Photo: Nevada Historical Society
Photo: Nevada Historical Society

By Dave Maxwell


Today you would call Sport Watkins an alcoholic. And he was, a confirmed alcoholic, quite serious about it, too.

Sport, which was his nickname, his real first name is lost to history, lived in Pioche around the turn of the 20th century. He was an eccentric character to say the least, the kind who might sit at the bar and drink his whiskey with a spoon.

In the official 1976 Nevada Bicentennial book, Effie Read writes about Sport. “He lived among the hills in Lincoln County,” she notes. “He wasn’t homeless, because he did have an old log cabin at Rose Valley where he was a hired hand for the Devlin Ranch.”

Sport also became a fixture around the streets of Pioche. Read says, “He had a slouch hat to shelter his straggled locks, hat and locks that seemed to have weathered and bleached together. He wore a faded blue shirt and his worn Levis covered a somewhat pointed posterior which someone once described as “So pointed, one could almost hang something on it.”

The days of the gunslingers in old Pioche were long gone by Sport’s time, but he had one anyway. Tucked into the leather belt around his waist to hold his pants up. He had a wooden leg, too, and with each step, his baggy britches would slip up and down, because the wooden leg was a bit shorter than the real one. This in turn, let his red flannel underwear show a little bit and bunch up around his waist.
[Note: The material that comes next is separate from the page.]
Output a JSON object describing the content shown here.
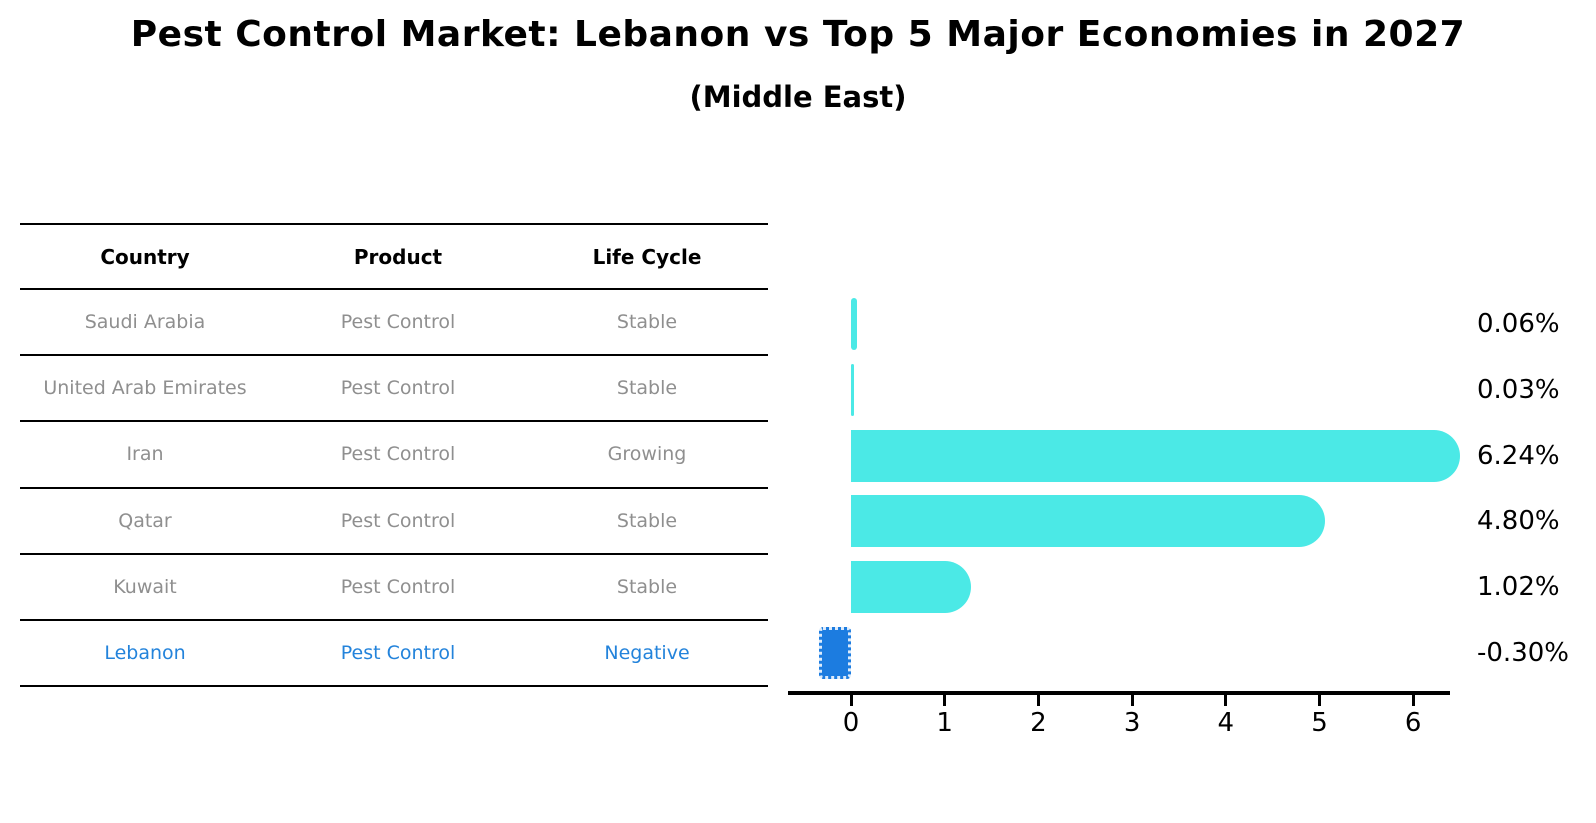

Sport was not one to work much very long. Did a little mining in the early days, fed cattle in the wintertime, and pumped water for cattle at Fifteen-Mile. One thing, he did do
for a long time, Read writes, was act as night watchman at the Bristol Mine. What made Sport so eccentric was his alcoholism, and he was good at it, yes he was.  Much of the money Sport made, he knew just where to put it. Mrs. Read writes in her article that he would work for a while, but soon, yet again back into his familiar habits, seen wandering the streets of Pioche, going from one saloon to the next. Sport was a very good customer of the saloon, many of them.

He was one of those fall down drunks That’s a skill you have to work at, and Sport did so with great enthusiasm. But it also has it’s drawbacks, and there were times in the winter, Read writes, when Sport, “was so passed out drunk in the gutter with his coat so frozen to the ground it had to be torn from the ice. Every holiday saw him dead drunk.”

He might be a fall down drunk, but he could be a friendly drunk, too, and was known to visit people who lived on the lonely, out-of-the-way ranches, for example, the Fogliani’s in northern Spring Valley.

Knowing Sport’s reputation when each holiday came around, one group of young men, some of whom Sport knew, decided to play a prank on him one 4th of July. The idea was when Sport was dead drunk again, they would have a burial for him.

They got a big crate to serve as a coffin. They gently picked up Sport and laid him in, with a nice pillow for his head. Then they reverently sang, “Nearer My God to Thee.” Sport didn’t move. Next, the men thought they would get some ropes and lower him over an embankment. There are several good ones around Pioche that could serve the purpose. However, as Read writes, “someone decided they should have a grave, or at least a hole for the coffin. So, they delayed the burial long enough to find a nearby outhouse, push it aside a few feet, and lower the coffin into the hole.”

This they did, including putting a few planks over the coffin and dropping a few pebbles on it now and then, “to give Sport a good scare.” And it worked, because Sport woke up and came up out of that coffin with a bang! Read says, “He was screaming, “Get me out of here, I ain’t dead yet. By Gad, Loui!”

Of course, the young pranksters were all over to the side laughing raucously at the success of their scheme. But Sport was still spewing profanities like a veteran miner, or cattle wrangler, or whatever. “You’ll see…” he said. “You, you…You’ll be sorry for this. You’ll see. I’ll live to see every one of you buried. By Gad, Loui!”

And he was right. Sport Watkins did outlive every one of the fellas who pulled the prank on him that 4th of July. One might say, it was a sporting gesture.